E-Poster Presentation 33rd Lorne Cancer Conference 2021

A unique cohort of uterine leiomyosarcoma in the WEHI-Stafford Fox Rare Cancer Program (#159)

Genevieve Dall 1 2 , Cassandra Vandenberg 1 2 , Amandine Carmagnac 1 , Ratana Lim 1 , Briony Milesi 1 , Angela Komiti 1 , Emily O'Grady 1 , Joshua Tram 1 , Gayanie Ratnayake 3 , Kym Pham Stewart 2 , Justin Bedo 1 2 , Jocelyn Penington 1 , Joseph Vissers 2 , Inger Olesen 1 , Sean Grimmond 2 , Holly Barker 1 2 , Tony Papenfuss 1 4 , Clare Scott 1 2
  1. Walter and Eliza Hall Institute of Medical Research, Parkville, VIC, Australia
  2. University of Melbourne, Parkville, VIC, Australia
  3. Royal Women's Hospital, Parkville, VIC, Australia
  4. Peter MacCallum Cancer Centre, Melbourne, VIC, Australia

Uterine leiomyosarcoma (uLMS) is a rare gynaecological malignancy arising in the muscle wall of the uterus.
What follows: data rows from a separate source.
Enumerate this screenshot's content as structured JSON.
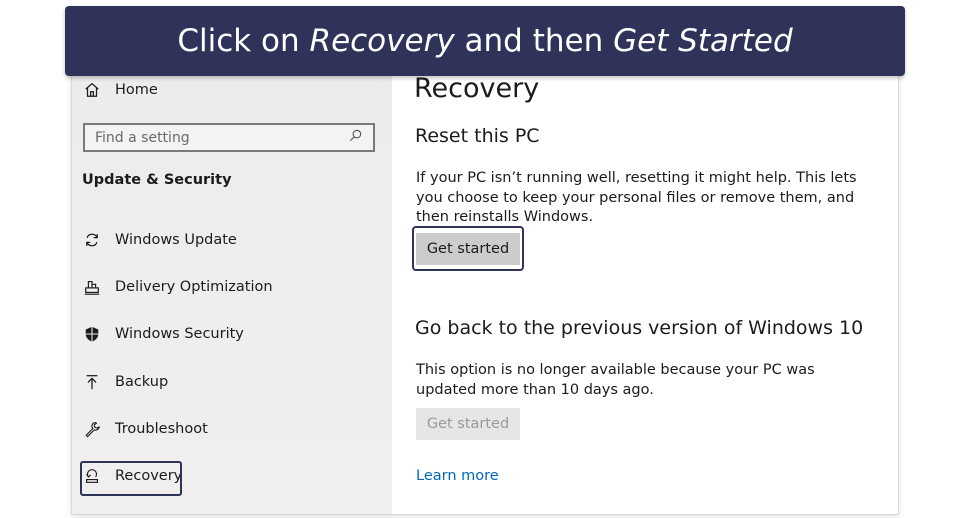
{
  "banner": {
    "part1": "Click on ",
    "part2": "Recovery",
    "part3": " and then ",
    "part4": "Get Started"
  },
  "sidebar": {
    "home": {
      "label": "Home",
      "icon": "home-icon"
    },
    "search": {
      "placeholder": "Find a setting",
      "icon": "search-icon"
    },
    "section_title": "Update & Security",
    "items": [
      {
        "label": "Windows Update",
        "icon": "refresh-icon"
      },
      {
        "label": "Delivery Optimization",
        "icon": "delivery-optimization-icon"
      },
      {
        "label": "Windows Security",
        "icon": "shield-icon"
      },
      {
        "label": "Backup",
        "icon": "backup-arrow-icon"
      },
      {
        "label": "Troubleshoot",
        "icon": "wrench-icon"
      },
      {
        "label": "Recovery",
        "icon": "recovery-icon"
      }
    ]
  },
  "main": {
    "title": "Recovery",
    "reset": {
      "heading": "Reset this PC",
      "description": "If your PC isn’t running well, resetting it might help. This lets you choose to keep your personal files or remove them, and then reinstalls Windows.",
      "button": "Get started"
    },
    "go_back": {
      "heading": "Go back to the previous version of Windows 10",
      "description": "This option is no longer available because your PC was updated more than 10 days ago.",
      "button": "Get started"
    },
    "learn_more": "Learn more"
  },
  "colors": {
    "banner_bg": "#2f3359",
    "highlight": "#2e3358",
    "link": "#0067b8"
  }
}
The 5-year survival rate of uLMS is 35-65.2% for tumours that have not spread beyond the uterus. However, women are often diagnosed at late stage due to a lack of screening options, by which time the tumour has often spread to adjacent and distant organs. Current standard of care for uLMS patients is surgical de-bulking followed by adjuvant chemotherapy, but significant improvement in progression free survival and overall survival is not consistently observed.   

 

The lack of advances for the treatment and screening of uLMS is due in part to the scarcity of appropriate research resources for this rare disease. At the WEHI-Stafford Fox Rare Cancer Program we have recruited 40 uLMS patients, including via our remote consenting program. We collect blood and tumour samples, both fresh and archival formalin fixed paraffin embedded. Fresh tissue is prioritized for whole-genome sequencing, transplanted into immune-compromised mice to facilitate patient-derived xenograft (PDX) generation and viably stored. Archival samples are analysed by whole-exome or targeted panel sequencing, promoter methylation and IHC.   

 

As homologous recombination DNA repair deficiency (HRD) was recently shown to occur in 10% of uLMS patients, we wished to determine whether our cohort had similar rates and whether our patients might benefit from poly ADP ribose polymerase (PARP) inhibitors. To date, we have screened 24 patients for mutations in BRCA1/2 or detection of mutational signature 3, via next generation sequencing. Of the 24 patients screened, we have observed evidence of HRD in four patients (a rate of 17%). We have established PDX from two HRD uLMS cases, enabling an evidence-based approach for testing PARPi combination therapies for these patients. Our work has provided support for screening for HRD in uLMS and a new avenue of therapeutic options for patients with this rare cancer type.